Ami Burns – Changes made to accommodate females on board
You’re used to going to sea with who your used to going to sea with. You know they’d watch specific films or they’d put posters up and things like that and they just had to be mindful that women would be walking around the platform. Even just down to the way that they might transit from their accommodation to the showers.
Some of them would happily transit from their accommodation with no clothes on previously but they now have to not do that. And again, you know, it’s all about having those lines of communication between … so for me as an Engineering Officer, I have to still say to the guys, “Look, have you got any problems with what we’re doing and how we’re living it and how can we change it? And I think every time we sent females to sea in the first few iterations it was ‘how can we make this transition easier?’
A great example was that we do something called ‘bird bathing’ which is when showers are out and water is rationed, you might sort of clean yourself in a sink of water, and there was an assumption that women would do this behind closed doors. Absolutely, that’s what we do, but there was nothing put up to hide the guys.

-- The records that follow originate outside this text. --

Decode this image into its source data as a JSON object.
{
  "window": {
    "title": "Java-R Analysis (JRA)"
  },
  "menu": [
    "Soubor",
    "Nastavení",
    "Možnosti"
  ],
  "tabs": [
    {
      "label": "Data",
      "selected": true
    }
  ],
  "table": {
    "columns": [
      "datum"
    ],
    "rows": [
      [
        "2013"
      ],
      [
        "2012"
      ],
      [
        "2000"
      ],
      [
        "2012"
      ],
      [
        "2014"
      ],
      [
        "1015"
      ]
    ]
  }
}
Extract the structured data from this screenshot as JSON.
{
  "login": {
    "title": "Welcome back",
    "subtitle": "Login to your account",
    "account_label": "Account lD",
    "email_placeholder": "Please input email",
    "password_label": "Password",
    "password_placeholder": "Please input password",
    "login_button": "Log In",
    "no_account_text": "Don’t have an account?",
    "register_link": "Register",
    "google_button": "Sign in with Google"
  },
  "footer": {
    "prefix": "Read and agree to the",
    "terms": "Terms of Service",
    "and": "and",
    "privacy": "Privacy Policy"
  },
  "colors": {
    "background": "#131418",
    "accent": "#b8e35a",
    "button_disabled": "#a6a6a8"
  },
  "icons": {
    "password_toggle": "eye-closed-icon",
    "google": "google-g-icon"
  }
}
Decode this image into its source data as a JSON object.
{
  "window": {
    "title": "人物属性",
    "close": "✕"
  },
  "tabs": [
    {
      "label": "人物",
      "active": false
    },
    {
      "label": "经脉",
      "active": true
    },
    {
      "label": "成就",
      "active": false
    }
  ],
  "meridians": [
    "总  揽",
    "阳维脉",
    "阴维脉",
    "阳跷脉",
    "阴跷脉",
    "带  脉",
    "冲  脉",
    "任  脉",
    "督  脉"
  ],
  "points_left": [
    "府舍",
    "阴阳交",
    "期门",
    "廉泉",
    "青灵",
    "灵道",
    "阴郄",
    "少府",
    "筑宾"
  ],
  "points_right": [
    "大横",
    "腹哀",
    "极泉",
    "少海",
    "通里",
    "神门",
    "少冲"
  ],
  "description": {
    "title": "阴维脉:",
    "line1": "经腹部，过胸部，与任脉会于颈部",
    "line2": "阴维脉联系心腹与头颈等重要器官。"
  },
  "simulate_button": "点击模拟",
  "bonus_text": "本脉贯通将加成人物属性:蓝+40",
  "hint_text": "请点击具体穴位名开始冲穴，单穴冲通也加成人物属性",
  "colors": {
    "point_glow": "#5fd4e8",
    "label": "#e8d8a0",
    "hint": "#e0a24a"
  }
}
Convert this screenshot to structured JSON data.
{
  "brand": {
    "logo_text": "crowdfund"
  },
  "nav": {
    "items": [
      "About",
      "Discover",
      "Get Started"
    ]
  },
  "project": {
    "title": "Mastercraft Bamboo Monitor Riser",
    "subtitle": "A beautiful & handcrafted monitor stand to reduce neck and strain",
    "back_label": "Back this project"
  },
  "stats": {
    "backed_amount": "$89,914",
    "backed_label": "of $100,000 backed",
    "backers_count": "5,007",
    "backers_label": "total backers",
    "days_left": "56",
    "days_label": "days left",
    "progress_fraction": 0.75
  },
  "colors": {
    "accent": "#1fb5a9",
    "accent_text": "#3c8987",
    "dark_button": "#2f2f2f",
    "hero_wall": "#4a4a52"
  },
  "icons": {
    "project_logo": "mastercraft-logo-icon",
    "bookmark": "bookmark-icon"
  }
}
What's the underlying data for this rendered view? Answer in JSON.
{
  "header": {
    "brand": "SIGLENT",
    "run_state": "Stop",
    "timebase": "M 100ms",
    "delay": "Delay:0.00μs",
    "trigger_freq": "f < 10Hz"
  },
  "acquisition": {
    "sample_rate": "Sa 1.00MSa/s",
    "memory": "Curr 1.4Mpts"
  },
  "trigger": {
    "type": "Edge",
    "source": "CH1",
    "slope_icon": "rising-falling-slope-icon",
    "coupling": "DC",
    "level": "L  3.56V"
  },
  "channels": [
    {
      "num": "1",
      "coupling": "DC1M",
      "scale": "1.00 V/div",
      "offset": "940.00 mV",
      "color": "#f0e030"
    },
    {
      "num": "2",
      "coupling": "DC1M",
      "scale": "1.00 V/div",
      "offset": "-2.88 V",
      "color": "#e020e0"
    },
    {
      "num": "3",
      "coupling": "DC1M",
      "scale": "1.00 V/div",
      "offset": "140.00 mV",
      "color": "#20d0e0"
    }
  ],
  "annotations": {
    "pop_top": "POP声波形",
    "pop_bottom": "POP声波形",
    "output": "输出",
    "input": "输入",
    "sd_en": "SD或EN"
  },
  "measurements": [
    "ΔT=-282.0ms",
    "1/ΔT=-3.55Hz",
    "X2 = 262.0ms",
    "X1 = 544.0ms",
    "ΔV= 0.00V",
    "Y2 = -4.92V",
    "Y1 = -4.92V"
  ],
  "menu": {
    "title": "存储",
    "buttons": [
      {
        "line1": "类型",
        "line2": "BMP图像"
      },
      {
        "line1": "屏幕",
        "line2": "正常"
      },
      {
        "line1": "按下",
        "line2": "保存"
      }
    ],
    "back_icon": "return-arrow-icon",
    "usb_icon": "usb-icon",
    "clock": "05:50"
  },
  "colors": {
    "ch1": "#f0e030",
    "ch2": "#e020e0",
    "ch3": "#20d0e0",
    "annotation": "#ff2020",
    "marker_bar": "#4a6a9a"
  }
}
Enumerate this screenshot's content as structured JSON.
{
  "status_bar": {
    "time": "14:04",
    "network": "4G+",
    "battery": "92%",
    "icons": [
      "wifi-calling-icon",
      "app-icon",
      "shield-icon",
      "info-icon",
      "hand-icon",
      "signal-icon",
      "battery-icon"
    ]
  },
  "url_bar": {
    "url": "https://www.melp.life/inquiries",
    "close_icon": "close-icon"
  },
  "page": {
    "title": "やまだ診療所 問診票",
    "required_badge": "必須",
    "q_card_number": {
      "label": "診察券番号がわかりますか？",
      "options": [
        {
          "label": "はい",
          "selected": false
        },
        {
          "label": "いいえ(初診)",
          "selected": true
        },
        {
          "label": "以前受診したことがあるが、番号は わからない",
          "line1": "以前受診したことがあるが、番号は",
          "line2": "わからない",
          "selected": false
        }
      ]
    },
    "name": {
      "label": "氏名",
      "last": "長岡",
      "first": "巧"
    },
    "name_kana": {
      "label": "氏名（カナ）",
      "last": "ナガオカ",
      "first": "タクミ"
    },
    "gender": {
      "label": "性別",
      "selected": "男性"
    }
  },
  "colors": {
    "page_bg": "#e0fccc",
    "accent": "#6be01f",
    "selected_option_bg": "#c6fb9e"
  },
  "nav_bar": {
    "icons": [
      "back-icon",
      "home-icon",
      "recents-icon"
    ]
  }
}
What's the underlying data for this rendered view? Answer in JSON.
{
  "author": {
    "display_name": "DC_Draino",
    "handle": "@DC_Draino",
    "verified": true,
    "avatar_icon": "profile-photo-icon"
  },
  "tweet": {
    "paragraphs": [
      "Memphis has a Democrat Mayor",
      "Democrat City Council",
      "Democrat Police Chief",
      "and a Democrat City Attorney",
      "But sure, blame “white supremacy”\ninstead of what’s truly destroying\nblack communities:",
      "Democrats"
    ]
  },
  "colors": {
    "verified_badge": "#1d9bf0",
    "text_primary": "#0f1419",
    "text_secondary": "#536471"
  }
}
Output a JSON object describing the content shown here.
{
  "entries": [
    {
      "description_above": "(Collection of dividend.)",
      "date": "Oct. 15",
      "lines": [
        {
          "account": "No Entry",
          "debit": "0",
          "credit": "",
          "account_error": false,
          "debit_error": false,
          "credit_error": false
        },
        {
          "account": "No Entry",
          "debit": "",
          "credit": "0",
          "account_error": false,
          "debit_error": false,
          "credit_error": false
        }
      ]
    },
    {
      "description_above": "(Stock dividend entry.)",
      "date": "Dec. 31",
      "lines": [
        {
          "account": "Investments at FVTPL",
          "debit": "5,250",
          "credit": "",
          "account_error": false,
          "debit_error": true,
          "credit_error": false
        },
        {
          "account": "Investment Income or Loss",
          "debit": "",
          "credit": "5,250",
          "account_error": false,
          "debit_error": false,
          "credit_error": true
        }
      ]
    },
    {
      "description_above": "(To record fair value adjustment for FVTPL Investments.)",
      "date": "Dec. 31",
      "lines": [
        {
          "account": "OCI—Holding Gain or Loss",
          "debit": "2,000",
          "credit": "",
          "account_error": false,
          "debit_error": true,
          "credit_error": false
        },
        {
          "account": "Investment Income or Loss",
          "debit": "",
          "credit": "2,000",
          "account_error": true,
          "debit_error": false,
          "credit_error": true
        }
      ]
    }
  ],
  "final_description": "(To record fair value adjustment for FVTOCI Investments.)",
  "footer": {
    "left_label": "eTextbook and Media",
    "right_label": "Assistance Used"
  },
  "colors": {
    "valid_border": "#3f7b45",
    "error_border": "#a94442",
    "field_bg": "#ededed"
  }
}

And so about a few weeks into the Patrol, somebody came to see me and said, “Ma’am, I’m not comfortable ‘bird bathing’ if you’re going to come into the showers and see me ‘bird bathing” and I said, “You’re absolutely right, we need to put a shower curtain up or we need to address that” and so the onus was making the females feel comfortable and we probably hadn’t focused as much on making sure that the guys were as comfortable as well, and that just takes time, and sometimes you need to experience these things to go, “Oh yeah, we need to address that.”